Often with a Linux kernel update, or even after a first install of Linux in place of Windows, Bluetooth stops working and the advice is usually to just power off your computer, wait a bit, and then turn it on again. Bluetooth then miraculously works again.
I mean the issue could also come from other things (not starting the right kernel module etc…), but very often it’s just this simple trick that makes it work again.
So what is changing in the Bluetooth device when you do this power off/wait a bit/power on trick?
You’re just trying to get the device into a known good state.
The truth is that it’s rarely worth trying to find the root cause of an issue unless it’s a frequent problem.
Something somewhere went wrong. We don’t know if it’s a hardware or software issue, so we’ll try a solution that covers both.
Powering the device off stops the flow of electricity, and waiting a few seconds makes sure that any capacitors (think of very tiny, very fast batteries) bleed off the power they’ve stored. Then turning it back on makes it go through the full startup process which is likely to result in a working state.
As a non-technical person, someone on Reddit once explained in a way that makes sense to me as an analogy. Say you are on vacation for a week. Over the course of the week you get pretty good at going from point A to point B, and can even take small side trips along the way. But one day you get a little turned around, and you find you can’t get back to where you need to go. But if someone could pick you up and return you to your starting point, you could do just fine going about your business.
What the asteroid said is 100% true.
I just like to add that when you change system drivers you’re adding a lot of unknown state into the equation, which you don’t have on day-to-day operation. So it’s even less worthwhile to debug what happened. You’re not likely to update drivers everyday.
Not saying this is the answer to your question, but generally, it’s the hardware/software unaccounted-for states that can’t easily be recovered from. So, rebooting would hopefully get it in a known “clean” state, and hopefully, not falling into that unaccounted-for state again.
Shitty, but works with some other things too. Angry, frustrated, hopeless? Sleep it off, maybe (not guaranteed) it will be better tomorrow.

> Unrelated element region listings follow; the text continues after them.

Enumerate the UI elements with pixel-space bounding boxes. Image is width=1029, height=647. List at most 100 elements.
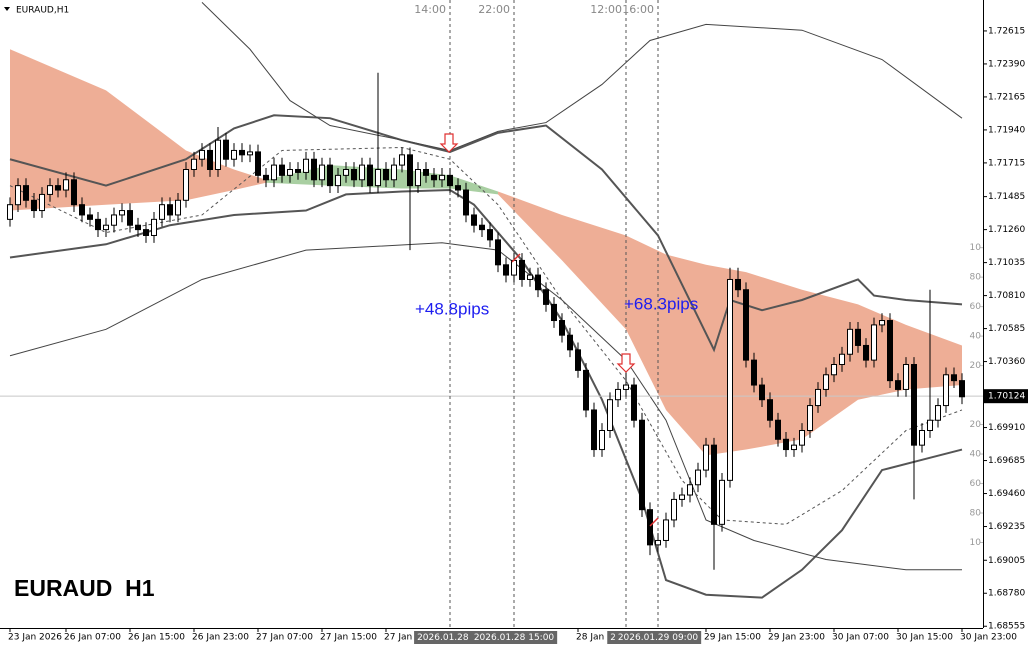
candle-body — [559, 320, 565, 336]
candle-body — [327, 164, 333, 187]
candle-body — [247, 151, 253, 156]
y-tick-label: 1.70360 — [988, 357, 1025, 367]
y-tick-label: 1.72615 — [988, 26, 1025, 36]
x-tick-label: 30 Jan 15:00 — [896, 633, 953, 643]
candle-body — [639, 419, 645, 511]
candle-body — [711, 444, 717, 525]
sell-arrow — [616, 353, 636, 373]
candle-body — [831, 364, 837, 376]
y-tick-label: 1.72165 — [988, 92, 1025, 102]
y2-tick-label: 20 — [970, 361, 982, 371]
annotation: +48.8pips — [415, 299, 489, 318]
y-tick-label: 1.71940 — [988, 125, 1025, 135]
candle-body — [31, 199, 37, 212]
candle-body — [911, 364, 917, 446]
candle-body — [535, 274, 541, 291]
x-tick-label: 27 Jan 07:00 — [256, 633, 313, 643]
candle-body — [839, 353, 845, 366]
candle-body — [903, 364, 909, 390]
candle-body — [623, 384, 629, 390]
candle-body — [471, 214, 477, 226]
x-tick-label: 26 Jan 23:00 — [192, 633, 249, 643]
candle-body — [143, 229, 149, 236]
y-tick-label: 1.68780 — [988, 589, 1025, 599]
x-tick-label: 30 Jan 23:00 — [960, 633, 1017, 643]
menu-triangle[interactable] — [4, 7, 10, 11]
chart-title: EURAUD,H1 — [16, 6, 69, 16]
x-tick-label: 23 Jan 2026 — [8, 633, 62, 643]
candle-body — [879, 320, 885, 326]
candle-body — [119, 210, 125, 216]
candle-body — [463, 189, 469, 216]
separator-top-label: 14:00 — [414, 3, 446, 16]
candle-body — [415, 168, 421, 187]
candle-body — [439, 174, 445, 181]
candle-layer — [7, 72, 965, 570]
candle-body — [679, 494, 685, 500]
candle-body — [287, 168, 293, 176]
candle-body — [759, 384, 765, 401]
x-tick-label: 26 Jan 15:00 — [128, 633, 185, 643]
candle-body — [959, 380, 965, 398]
candle-body — [79, 204, 85, 216]
candle-body — [551, 303, 557, 322]
candle-body — [575, 349, 581, 371]
candle-body — [239, 149, 245, 156]
x-tick-label: 27 Jan 15:00 — [320, 633, 377, 643]
candle-body — [599, 429, 605, 451]
time-highlight — [414, 631, 486, 644]
exit-mark — [511, 253, 521, 263]
candle-body — [719, 479, 725, 525]
candle-body — [191, 158, 197, 170]
candle-body — [927, 419, 933, 431]
candle-body — [103, 224, 109, 231]
candle-body — [807, 405, 813, 431]
candle-body — [591, 409, 597, 451]
candle-body — [863, 344, 869, 361]
exit-mark — [649, 517, 659, 527]
y-tick-label: 1.70585 — [988, 324, 1025, 334]
indicator-line — [9, 114, 963, 353]
candle-body — [951, 374, 957, 382]
candle-body — [207, 149, 213, 170]
candle-body — [15, 185, 21, 206]
candle-body — [735, 278, 741, 291]
x-tick-label: 29 Jan 23:00 — [768, 633, 825, 643]
time-highlight — [614, 631, 702, 644]
candle-body — [55, 185, 61, 191]
y-tick-label: 1.71485 — [988, 192, 1025, 202]
y2-tick-label: 20 — [970, 420, 982, 430]
y-tick-label: 1.71035 — [988, 258, 1025, 268]
indicator-line — [201, 1, 963, 151]
candle-body — [111, 214, 117, 226]
candle-body — [423, 168, 429, 176]
candle-body — [543, 289, 549, 305]
candle-body — [71, 179, 77, 206]
time-highlight-label: 2026.01.28 07 — [417, 633, 483, 643]
candle-body — [279, 164, 285, 176]
annotation: +68.3pips — [624, 294, 698, 313]
candle-body — [335, 174, 341, 187]
candle-body — [151, 218, 157, 236]
candle-body — [175, 199, 181, 216]
candle-body — [527, 274, 533, 280]
candle-body — [687, 484, 693, 496]
candle-body — [703, 444, 709, 471]
sell-arrow — [439, 133, 459, 153]
y2-tick-label: 60 — [970, 479, 982, 489]
y-tick-label: 1.69005 — [988, 556, 1025, 566]
candle-body — [319, 164, 325, 181]
y-tick-label: 1.69235 — [988, 522, 1025, 532]
candle-body — [743, 289, 749, 361]
indicator-line — [9, 242, 962, 571]
candle-body — [847, 328, 853, 355]
candle-body — [375, 168, 381, 187]
y-tick-label: 1.69685 — [988, 456, 1025, 466]
candle-body — [919, 429, 925, 446]
candle-body — [199, 149, 205, 160]
x-tick-label: 30 Jan 07:00 — [832, 633, 889, 643]
candle-body — [223, 139, 229, 160]
candle-body — [767, 399, 773, 421]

Could also be that the Bluetooth kernel module is a loadable one, and if you’ve updated the kernel (which will usually take place pretty soon after a first install) then you won’t have the matching folder of modules to load up until you restart. Arch is a bugger for this - I’ve an external mouse that works fine if you keep it plugged in during a kernel update, but it won’t be recognised after an update until you restart again. Not a big deal - you can choose when to update.
I believe Arch has an optional pacman hook to prevent this.
You rang?
So… this is Linux… You could try restarting the specific service. If that works. The advice was dumb and it was a software problem.
If it doesn’t, it was some type of weird hardware problem.
In my experience, though simply toggling the antenna (using the gui widget next to the clock, or gui settings-> Bluetooth off) works
You can restart services in Windows too but directing someone who is bad with tech would take too long, so it’s common to tell them to just restart.
Eh, as long as you know the service in question, you can restart it. Windows…. Doesn’t trust the user that much.
This includes the kernel…. No… thst doesn’t end well…
No, you’d tell them to restart a specific service (like print spooler) for whatever issue they’re having and provide a little tutorial with pictures. No guarantee they won’t still fuck up of course.
I once had rsync going and didn’t want to stop it. my xorg somehow died, managed to restart that from ssh keeping the rsync running. had to use something to move the rsyncs to a screen first. kinda cool how you can almost always just restart parts of Linux instead of the whole thing
Can’t confirm, but I would assume that there is a capacitor in a few bluetooth modules that keeps some of the components charged, and that they only try to comminicate with the kernel after a power cycle.